Installing the drivers proved to be very straightforward on my Windows XP system, and thereafter they appeared in the audio settings driver lists of all my audio and MIDI applications. To check the USB facilities I set up a muti-channel test recording using Cakewalk's Sonar 6, and recording turned out to be extremely straightforward. There is no need to enter a USB mode, as is often the case, so you quite literally just route the relevant ins to software mixer channels and hit record. Monitoring the sequencer output via the M16DX's channels 13/14 is less convenient, as there is no dedicated bus available. The only way to hear just output 13/14 is by muting all the other channel outputs or reducing their level.

A more problematic routing issue is that anything assigned to the Alt bus is not then fed to the send effects, even though the most practical way to separate the Phones/Control Room output from the main output is to route it to the Alt bus. The effects can be switched on and off for both the Headphone and Main Mix output, which is handy, but it would be much better if they could also be switched into the path of the Alt bus.

Design shortcomings aside, though, the sound quality is pretty high and noise levels are low. The preamps do get a little hissy at the top of their range but that is only to be expected. The EQ works effectively and squeezes the most from a limited set of controls, and I detected no zipper noise, be it on the EQ, pan or fader knobs.

Wish List

One feature that would be welcome is an EQ bypass, as it would enable the engineer to quickly check what effect their changes have made, and it would allow a flat signal to be sent directly to the USB port. In fact, better still would be the ability to send to USB pre-EQ: something for version 2, perhaps?

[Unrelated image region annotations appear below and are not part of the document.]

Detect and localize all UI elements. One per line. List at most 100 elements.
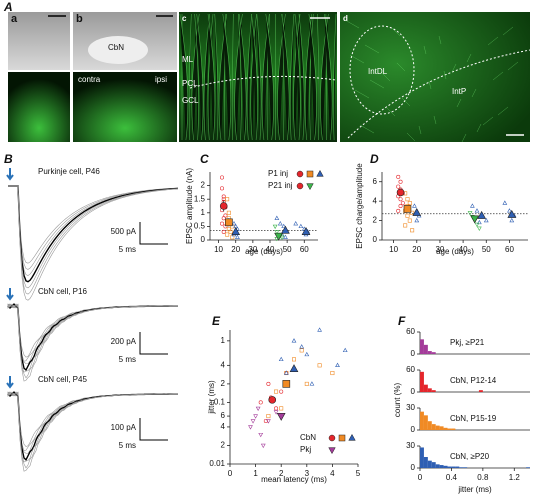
scale-bar	[139, 418, 168, 441]
fiber	[194, 13, 199, 141]
bar	[420, 447, 424, 468]
marker	[403, 205, 412, 213]
trace	[8, 185, 179, 270]
marker	[304, 381, 309, 386]
fiber	[428, 80, 432, 90]
marker	[410, 228, 415, 233]
marker	[279, 235, 285, 240]
scale-label: 200 pA	[111, 337, 137, 346]
marker	[476, 219, 482, 225]
y-tick-label: 0.5	[194, 222, 206, 231]
x-tick-label: 10	[214, 245, 223, 254]
bar	[451, 428, 456, 430]
y-tick-label: 0	[373, 235, 378, 244]
trace	[8, 185, 179, 289]
fiber	[456, 98, 462, 108]
x-tick-label: 2	[279, 469, 284, 478]
fiber	[232, 13, 234, 141]
marker	[396, 208, 401, 213]
trace	[8, 185, 179, 301]
marker	[335, 362, 340, 368]
bar	[427, 351, 432, 354]
y-axis-label: EPSC amplitude (nA)	[185, 168, 194, 244]
marker	[258, 400, 263, 405]
marker	[396, 174, 401, 179]
marker	[266, 419, 271, 424]
fiber	[308, 13, 317, 141]
bar	[423, 344, 428, 354]
marker	[266, 381, 271, 386]
marker	[225, 218, 233, 227]
x-tick-label: 40	[266, 245, 275, 254]
marker	[235, 234, 240, 239]
fiber	[471, 88, 477, 98]
boundary	[189, 75, 337, 89]
marker	[317, 363, 322, 368]
panel-title: CbN, P12-14	[450, 376, 497, 385]
marker	[296, 182, 304, 190]
marker	[220, 221, 225, 226]
marker	[221, 194, 226, 199]
scale-label: 500 pA	[111, 227, 137, 236]
trace	[8, 185, 179, 295]
bar	[423, 384, 428, 392]
panel-label: E	[212, 314, 221, 328]
fiber	[188, 13, 192, 141]
marker	[279, 389, 284, 394]
x-tick-label: 0.8	[477, 473, 489, 482]
stim-arrow	[6, 376, 14, 389]
fiber	[364, 44, 380, 54]
marker	[274, 232, 283, 241]
y-tick-label: 1.5	[194, 194, 206, 203]
marker	[253, 414, 258, 419]
marker	[474, 208, 480, 213]
y-axis-label: EPSC charge/amplitude	[355, 163, 364, 249]
fiber	[293, 13, 301, 141]
scale-bar	[139, 332, 168, 355]
fiber	[317, 13, 320, 141]
marker	[266, 414, 271, 419]
marker	[412, 203, 417, 208]
x-tick-label: 4	[330, 469, 335, 478]
fiber	[497, 106, 509, 116]
panel-label: d	[343, 14, 348, 23]
fiber	[406, 132, 416, 142]
legend-label: CbN	[300, 433, 316, 442]
marker	[277, 221, 283, 226]
marker	[228, 229, 233, 234]
marker	[400, 201, 405, 206]
trace	[7, 303, 179, 358]
y-tick-label: 2	[221, 379, 226, 388]
fiber	[487, 36, 499, 46]
x-tick-label: 1.2	[509, 473, 521, 482]
marker	[398, 179, 403, 184]
fiber	[179, 13, 189, 141]
marker	[293, 221, 299, 226]
fiber	[502, 26, 514, 36]
annotation: ipsi	[155, 75, 167, 84]
bar	[447, 466, 452, 468]
x-axis-label: age (days)	[436, 247, 474, 256]
fiber	[466, 53, 472, 63]
fiber	[482, 116, 494, 126]
marker	[250, 419, 256, 424]
marker	[467, 211, 473, 216]
marker	[396, 184, 401, 189]
fiber	[238, 13, 247, 141]
bar	[463, 467, 468, 468]
fiber	[396, 62, 406, 72]
fiber	[369, 79, 385, 89]
boundary	[347, 49, 531, 139]
marker	[221, 229, 226, 234]
fiber	[349, 54, 365, 64]
scale-label: 5 ms	[119, 245, 136, 254]
marker	[298, 223, 304, 229]
y-tick-label: 1	[201, 208, 206, 217]
x-tick-label: 5	[356, 469, 361, 478]
fiber	[196, 13, 204, 141]
legend-label: P21 inj	[268, 181, 293, 190]
fiber	[461, 133, 467, 143]
marker	[407, 201, 412, 206]
marker	[221, 216, 226, 221]
bar	[427, 388, 432, 392]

Given that the M16DX is a computer interface as well as a mixer, I was half-expecting to find that its knobs and buttons could send control data, allowing it to function as a control surface too, but there are no mixer templates relating to Sonar (or any other sequencer), no MIDI, and no software program for remotely editing aspects of the hardware setup. It's a shame, but perhaps understandable considering the retail price.


Edirol have to be commended for producing a fairly unusual product, which will be valuable both in the studio and certain live situations. Most small mixers of this kind merely include USB as a means of recording the stereo mix, so the M16DX's ability to record all 16 channels, plus the stereo mix, is very interesting. The acoustic analysis tool also works well and offers a fast way to impose a tried-and-tested balance on an unfamiliar acoustic environment, although it remains to be seen how much it actually gets used in real-life situations.

Personally, I'm not wholly convinced by the two-module idea. I can understand that it is sometimes convenient to be able to rack up the I/O and then work with a small desktop control surface. However, instead of having all the I/O situated in one place (as you usually do at the back of a small mixer), it is in three different locations! In my studio this meant that there were leads all over the place.

There are more sophisticated digital mixers on the market, and computer interfaces with better clocking facilities and routing management tools. All this said, I can't think of anything else that offers this particular combination of features, and certainly nothing in this price bracket that delivers 18 channels of audio simultaneously via USB, so there is undoubtedly a market for the M16DX — and possibly quite a large one at that. 


There are plenty of USB and Firewire digital mixers, and some, such as the M-Audio NRV10 reviewed in SOS March 2007, offer multi-channel I/O. However, no alternatives spring to mind that do quite the same job as the M16DX.